Sur le premier point que vous évoquez, je peux ajouter que cette indemnité de fonction était aussi devenue à mon sens, au fil du temps, la reconnaissance d’une compétence acquise et de mon total investissement dans cette fonction, mes augmentations personnelles dans ma fonction première s’étant passablement trouvées bloquées (peut-être aussi par que je résistais à ma hiérarchie). C’est donc pour cela que je considère aussi que cette indemnité était devenue un élément permanent de mon salaire. C’eut été différent effectivement, me semble-t-il, si je n’avais perçu cette indemnité que depuis quelques mois voire un an ou deux.

 

Sur le deuxième point, je parlerai en fait plutôt de chantage permanent. On voulait bel et bien m’obliger à fermer les yeux sur des opérations fort discutables pour lesquelles j’aurais pu avoir à répondre ultérieurement devant la justice en tant que responsable de cette Association, tout ça dans le but d’obtenir des fonds qui faisaient défaut par ailleurs. Et harcèlement, parce que l’institution en voulait toujours plus. Cà parait sans doute à peine croyable mais j’ai un certain nombre d’écrits appuyant tous ces faits.
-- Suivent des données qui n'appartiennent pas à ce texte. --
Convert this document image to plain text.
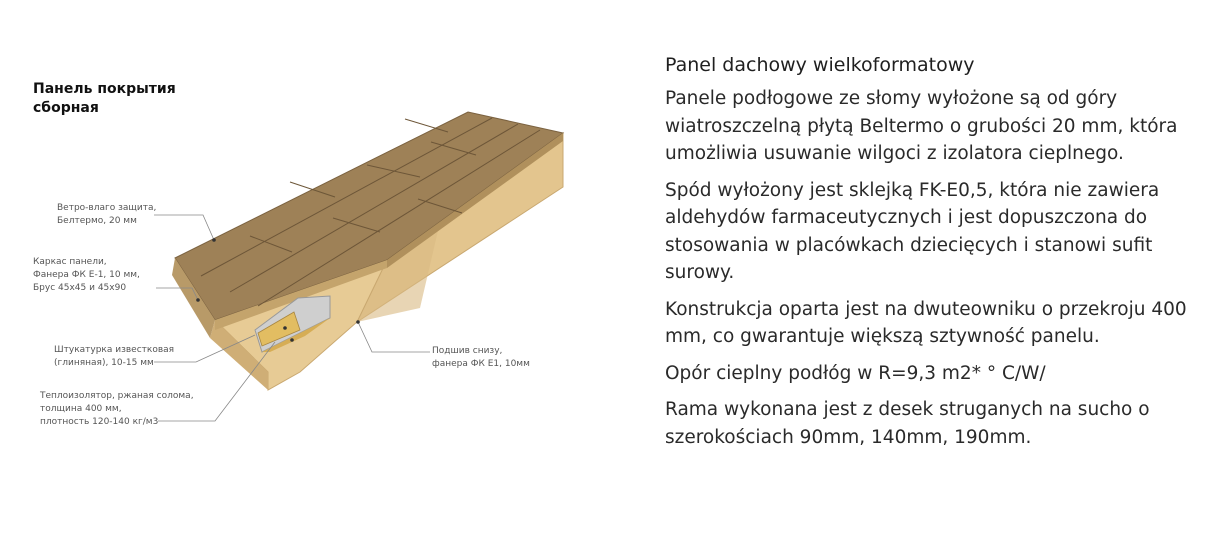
Панель покрытия
сборная
Ветро-влаго защита,
Белтермо, 20 мм
Каркас панели,
Фанера ФК Е-1, 10 мм,
Брус 45х45 и 45х90
Штукатурка известковая
(глиняная), 10-15 мм
Теплоизолятор, ржаная солома,
толщина 400 мм,
плотность 120-140 кг/м3
Подшив снизу,
фанера ФК Е1, 10мм

Panel dachowy wielkoformatowy

Panele podłogowe ze słomy wyłożone są od góry wiatroszczelną płytą Beltermo o grubości 20 mm, która umożliwia usuwanie wilgoci z izolatora cieplnego.

Spód wyłożony jest sklejką FK-E0,5, która nie zawiera aldehydów farmaceutycznych i jest dopuszczona do stosowania w placówkach dziecięcych i stanowi sufit surowy.

Konstrukcja oparta jest na dwuteowniku o przekroju 400 mm, co gwarantuje większą sztywność panelu.

Opór cieplny podłóg w R=9,3 m2* ° C/W/

Rama wykonana jest z desek struganych na sucho o szerokościach 90mm, 140mm, 190mm.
Ceci n'est-il pas, à mon avantage, un fait aggravant de toute cette affaire ?

 

Quand peut-on dire qu’il ne s’agit pas d’une démission librement consentie ? C’est vrai que j’ai demandé à ce qu’il soit mis fin à ma mise à disposition, parallèlement à la décision de l’institution de ne plus me mettre à la disposition de l’association mais en évoquant, pour ma part, la raison (souci de probité, problème de santé appuyé par des documents là encore). L’institution qui a agi avec un petit temps d’avance, n’a quant à elle jamais motivé sa décision. Pour ce qui paraît être une sanction, aucun motif n’a été mentionné. Il s’est donc agi d’une pure décision arbitraire.

 

J’ai conscience que ce dossier n'est pas très facile mais il y a matière à l’étayer, me semble-t-il.